Zweite Säule: die Sinnhaftigkeit. "Sie ist in allen Konzepten zur Gesundheitsförderung verankert, dabei geht es um Verstehbarkeit, Handhabbarkeit und Bedeutsamkeit. Dass ein Mensch etwas macht, worin er einen Sinn erkennen kann." Hier spielt der so wichtige Aspekt der Gratifikation hinein - "Belohnung", also: "Jeder Mensch gibt im Leben etwas her, zum Beispiel Zeit und Arbeit. Im Gegenzug dafür bekommt er mit etwas Glück etwas zurück:  eine gewisse Lohngerechtigkeit, soziales Prestige. Wenn die Ressourcen die Barrieren überwiegen, entwickelt sich Gesundheit, umgekehrt macht es krank."  

Säule Nummer drei: soziale Unterstützung, in Form eines "Sozialkapitals", sprich Netzwerke, Verbindungen. "Dazu zählt die Ebene des Mikro-Sozialkapitals, also Familie, Partnerschaft. Hier geht es um Berührung, Nähe, Zärtlichkeit, auch Sexualität – weniger im Sinne eines 'je mehr, desto besser', sondern der Qualität", sagt Dorner.  Beim Freundeskreis hingegen gilt: "je mehr Personen, an die ich mich wenden kann, desto besser." Doch auch die Makroebene des sozialen Kapitals ist spannend: "Das sind Leute, mit denen man sich verbunden fühlt, auch ohne persönlichen Kontakt. Durch gemeinsame Ideen, Werte, Vorstellungen.
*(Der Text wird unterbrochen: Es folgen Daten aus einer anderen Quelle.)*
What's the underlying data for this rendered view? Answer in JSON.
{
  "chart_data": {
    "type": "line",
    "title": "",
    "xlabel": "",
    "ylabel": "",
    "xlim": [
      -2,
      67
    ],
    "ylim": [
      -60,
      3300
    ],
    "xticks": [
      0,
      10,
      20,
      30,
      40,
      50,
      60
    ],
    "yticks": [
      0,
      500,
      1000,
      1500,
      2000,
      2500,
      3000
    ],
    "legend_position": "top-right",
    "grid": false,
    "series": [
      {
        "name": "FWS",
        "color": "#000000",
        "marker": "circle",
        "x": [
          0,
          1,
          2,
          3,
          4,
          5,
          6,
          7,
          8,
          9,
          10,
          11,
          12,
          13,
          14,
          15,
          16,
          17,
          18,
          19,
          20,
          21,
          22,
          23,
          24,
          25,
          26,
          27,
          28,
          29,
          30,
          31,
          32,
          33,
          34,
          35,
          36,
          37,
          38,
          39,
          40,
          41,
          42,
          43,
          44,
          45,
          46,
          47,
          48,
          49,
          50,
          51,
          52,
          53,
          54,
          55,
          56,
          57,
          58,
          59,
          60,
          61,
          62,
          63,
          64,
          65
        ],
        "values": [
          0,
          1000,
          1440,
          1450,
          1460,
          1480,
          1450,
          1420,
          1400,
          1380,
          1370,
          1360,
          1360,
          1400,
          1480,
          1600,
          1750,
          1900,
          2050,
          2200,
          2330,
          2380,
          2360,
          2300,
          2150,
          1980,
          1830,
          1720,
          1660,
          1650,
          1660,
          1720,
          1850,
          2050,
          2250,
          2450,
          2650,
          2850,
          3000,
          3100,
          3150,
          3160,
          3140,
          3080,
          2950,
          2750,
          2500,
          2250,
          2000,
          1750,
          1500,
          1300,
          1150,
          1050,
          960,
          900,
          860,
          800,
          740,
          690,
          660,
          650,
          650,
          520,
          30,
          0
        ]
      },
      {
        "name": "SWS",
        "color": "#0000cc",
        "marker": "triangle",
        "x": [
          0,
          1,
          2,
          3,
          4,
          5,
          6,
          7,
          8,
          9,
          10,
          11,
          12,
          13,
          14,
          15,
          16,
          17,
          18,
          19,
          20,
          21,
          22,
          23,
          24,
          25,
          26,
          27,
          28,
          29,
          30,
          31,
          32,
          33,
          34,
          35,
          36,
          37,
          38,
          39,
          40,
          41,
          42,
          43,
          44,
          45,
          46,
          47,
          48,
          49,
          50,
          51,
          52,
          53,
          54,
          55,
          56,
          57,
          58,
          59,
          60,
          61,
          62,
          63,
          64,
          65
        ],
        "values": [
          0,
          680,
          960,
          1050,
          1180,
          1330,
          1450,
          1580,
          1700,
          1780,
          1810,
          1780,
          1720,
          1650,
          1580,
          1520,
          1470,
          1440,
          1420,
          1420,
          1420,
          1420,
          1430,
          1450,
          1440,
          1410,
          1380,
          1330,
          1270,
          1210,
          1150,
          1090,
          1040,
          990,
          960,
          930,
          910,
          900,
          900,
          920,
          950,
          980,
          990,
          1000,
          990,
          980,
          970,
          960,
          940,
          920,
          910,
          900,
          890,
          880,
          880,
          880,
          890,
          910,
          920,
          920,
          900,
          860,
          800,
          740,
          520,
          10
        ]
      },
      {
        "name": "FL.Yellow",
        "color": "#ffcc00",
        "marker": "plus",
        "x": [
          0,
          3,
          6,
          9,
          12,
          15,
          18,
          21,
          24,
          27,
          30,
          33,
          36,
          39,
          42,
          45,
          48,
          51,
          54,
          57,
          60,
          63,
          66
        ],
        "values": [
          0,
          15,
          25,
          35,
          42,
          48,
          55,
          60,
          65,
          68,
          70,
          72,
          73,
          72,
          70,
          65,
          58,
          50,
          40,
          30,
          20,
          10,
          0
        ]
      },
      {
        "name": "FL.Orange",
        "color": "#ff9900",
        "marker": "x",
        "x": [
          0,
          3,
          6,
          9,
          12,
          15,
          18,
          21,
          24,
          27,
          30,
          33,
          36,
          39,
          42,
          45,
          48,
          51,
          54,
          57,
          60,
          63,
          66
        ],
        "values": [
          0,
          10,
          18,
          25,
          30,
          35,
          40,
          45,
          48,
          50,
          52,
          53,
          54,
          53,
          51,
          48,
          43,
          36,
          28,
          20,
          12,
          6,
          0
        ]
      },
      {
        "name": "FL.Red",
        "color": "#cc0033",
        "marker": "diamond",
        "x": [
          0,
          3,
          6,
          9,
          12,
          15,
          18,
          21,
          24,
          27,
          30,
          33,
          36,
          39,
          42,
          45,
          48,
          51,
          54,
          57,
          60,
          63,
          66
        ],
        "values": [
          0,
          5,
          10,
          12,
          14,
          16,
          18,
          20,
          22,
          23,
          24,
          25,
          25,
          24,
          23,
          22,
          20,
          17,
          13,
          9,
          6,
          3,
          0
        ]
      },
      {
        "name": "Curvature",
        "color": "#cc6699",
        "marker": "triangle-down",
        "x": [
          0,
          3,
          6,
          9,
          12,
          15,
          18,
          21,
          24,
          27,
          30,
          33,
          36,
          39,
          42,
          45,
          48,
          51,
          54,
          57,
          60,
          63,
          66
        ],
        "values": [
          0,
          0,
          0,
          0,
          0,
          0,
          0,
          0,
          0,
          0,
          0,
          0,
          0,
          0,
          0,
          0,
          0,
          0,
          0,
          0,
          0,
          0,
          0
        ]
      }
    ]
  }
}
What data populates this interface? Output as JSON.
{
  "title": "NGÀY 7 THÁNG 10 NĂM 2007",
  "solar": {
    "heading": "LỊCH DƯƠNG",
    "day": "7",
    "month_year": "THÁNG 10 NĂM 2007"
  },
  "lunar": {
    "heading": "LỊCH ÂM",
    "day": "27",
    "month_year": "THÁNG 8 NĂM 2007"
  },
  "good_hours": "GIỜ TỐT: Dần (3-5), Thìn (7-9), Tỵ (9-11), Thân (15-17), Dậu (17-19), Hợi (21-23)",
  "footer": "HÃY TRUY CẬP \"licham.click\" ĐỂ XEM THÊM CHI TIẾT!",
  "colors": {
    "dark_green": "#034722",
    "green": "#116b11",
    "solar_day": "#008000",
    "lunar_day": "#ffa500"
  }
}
Hier wird die Frage berührt, wofür sich ein Mensch begeistern kann: Religion, Kunst und Kultur, Spiritualität oder die Natur, zum Beispiel."

Fachleute erklären: Vier Dinge, die jeder tun kann, um gut zu altern

Der Altersforscher Thomas Dorner

Letzte Säule: die Ernährung. "Für ältere Menschen gibt es aus meiner Sicht drei Empfehlungen, die wissenschaftlich gut abgesichert sind. Erstens: isokalorische Ernährung, also nicht mehr zu essen, als jemand Energie verbraucht, aber auch nicht weniger, wie es bei Älteren manchmal der Fall ist. Zweitens: Je bunter das Essen, desto besser – denn dann enthält es viel Obst und Gemüse, also viele Ballaststoffe, Vitamine und sekundäre Pflanzenstoffe. Drittens: ausreichend Flüssigkeit zu sich nehmen. Viele ältere Menschen trinken zu wenig und wenn sie zu viel trinken, dann Ungesundes. Außerdem sollten ältere Menschen besonders darauf achten, eiweißreich zu essen."

Elke Heidenreich beschreibt es so: "Wenn man etwas tut, in Bewegung bleibt, sich vielleicht sozial engagiert, sein Leben strukturiert, dann wird aus dem bloßen Dahinvegetieren ein erfülltes Sein. Man muss handeln und das neue Rollenfach 'Altern' annehmen." Thomas Dorner dazu: "Ja, richtig. Man kann selbst viel dazu beitragen, doch es braucht dafür ausreichend Ressourcen und Möglichkeiten im Sinne der Gesundheitsförderung. Das könnte mehr sein."